The rise of the knowledgeables

Over at the Typist, a missive on the future of journalism:

First, as the quoted tweet suggests, this isn’t about whether The Information itself will be successful — financially or journalistically — in the long haul. This is about the model by which it operates, and the major role I think that model will play in the future of journalism.

Secondly, let’s differentiate between journalism and reporting. The latter is only one part — integral as it may be — of the former. I think big organizations will dominate news breaking and reporting for a long time to come. They will still be responsible for the “what,” but less and less for “what does it mean?”. They’ll serve mainly as middlemen of information — an important and nontrivial task in itself — but not much more beyond that.

In the future, we’ll have ‘knowledgeables’.
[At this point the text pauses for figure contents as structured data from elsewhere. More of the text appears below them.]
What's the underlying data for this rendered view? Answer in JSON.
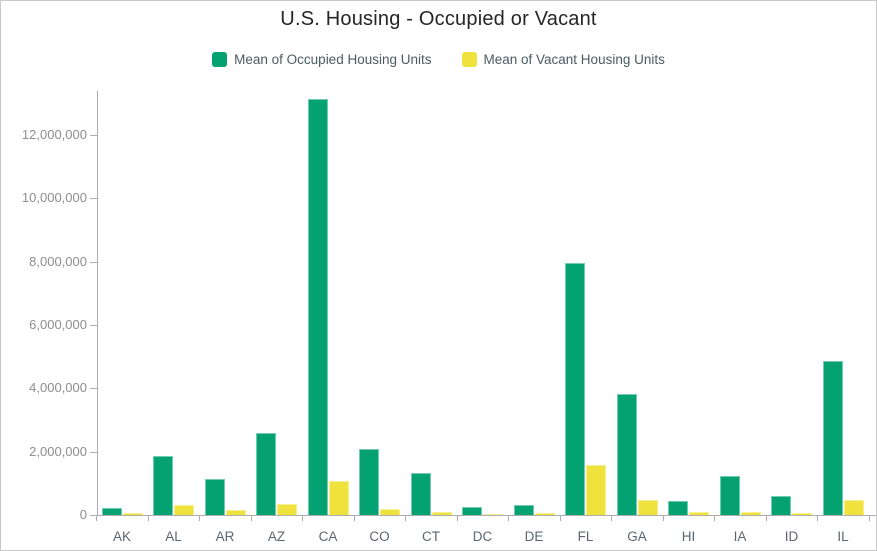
{
  "title": "U.S. Housing - Occupied or Vacant",
  "legend": {
    "items": [
      {
        "label": "Mean of Occupied Housing Units",
        "color": "#04a171"
      },
      {
        "label": "Mean of Vacant Housing Units",
        "color": "#efe23d"
      }
    ]
  },
  "colors": {
    "occupied": "#04a171",
    "vacant": "#efe23d",
    "axis_line": "#adadad",
    "y_label_text": "#8e8e8e",
    "x_label_text": "#5b6670",
    "title_text": "#262626",
    "legend_text": "#4c5b63",
    "frame_border": "#c9c9c9"
  },
  "chart_data": {
    "type": "bar",
    "title": "U.S. Housing - Occupied or Vacant",
    "categories": [
      "AK",
      "AL",
      "AR",
      "AZ",
      "CA",
      "CO",
      "CT",
      "DC",
      "DE",
      "FL",
      "GA",
      "HI",
      "IA",
      "ID",
      "IL"
    ],
    "series": [
      {
        "name": "Mean of Occupied Housing Units",
        "color": "#04a171",
        "values": [
          230000,
          1860000,
          1130000,
          2600000,
          13150000,
          2080000,
          1330000,
          240000,
          330000,
          7950000,
          3820000,
          430000,
          1220000,
          600000,
          4870000
        ]
      },
      {
        "name": "Mean of Vacant Housing Units",
        "color": "#efe23d",
        "values": [
          60000,
          330000,
          170000,
          350000,
          1060000,
          200000,
          90000,
          40000,
          55000,
          1580000,
          460000,
          85000,
          110000,
          60000,
          470000
        ]
      }
    ],
    "xlabel": "",
    "ylabel": "",
    "ylim": [
      0,
      13400000
    ],
    "ytick_step": 2000000,
    "ytick_values": [
      0,
      2000000,
      4000000,
      6000000,
      8000000,
      10000000,
      12000000
    ],
    "ytick_labels": [
      "0",
      "2,000,000",
      "4,000,000",
      "6,000,000",
      "8,000,000",
      "10,000,000",
      "12,000,000"
    ],
    "grid": false,
    "legend_position": "top"
  }
}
Knowledgeables won’t “kill” today’s journalists. They will simply supplant them where anything substantially more complicated than a “what” is needed. Nobody is going to go out of business when this happens. In fact, as the separation between reporters and knowledgeables (both journalists) becomes more dichotomous, everyone wins. Everyone wins by doing what they do best. In this case: Journalists deliver, knowledgeables analyze. This is called specialization.

Forming small, self-owned, and single-focus groups, knowledgeables will play a different game than the one news companies are struggling to survive in. To be sustainable, these specialized cells won’t have to break any news, serve a meager diet of ads as content, or deal with every item out there just to feed the hungry ratings machine. They won’t cater to everyone, only to their everyone.
 

I agree with the general sentiment, and the increased returns to specialization in the internet era (maybe Nate Silver should have picked a hedgehog as a logo instead of a fox). Examples of knowledgeables include John Gruber, Bruce Schneier, and Patrick Smith.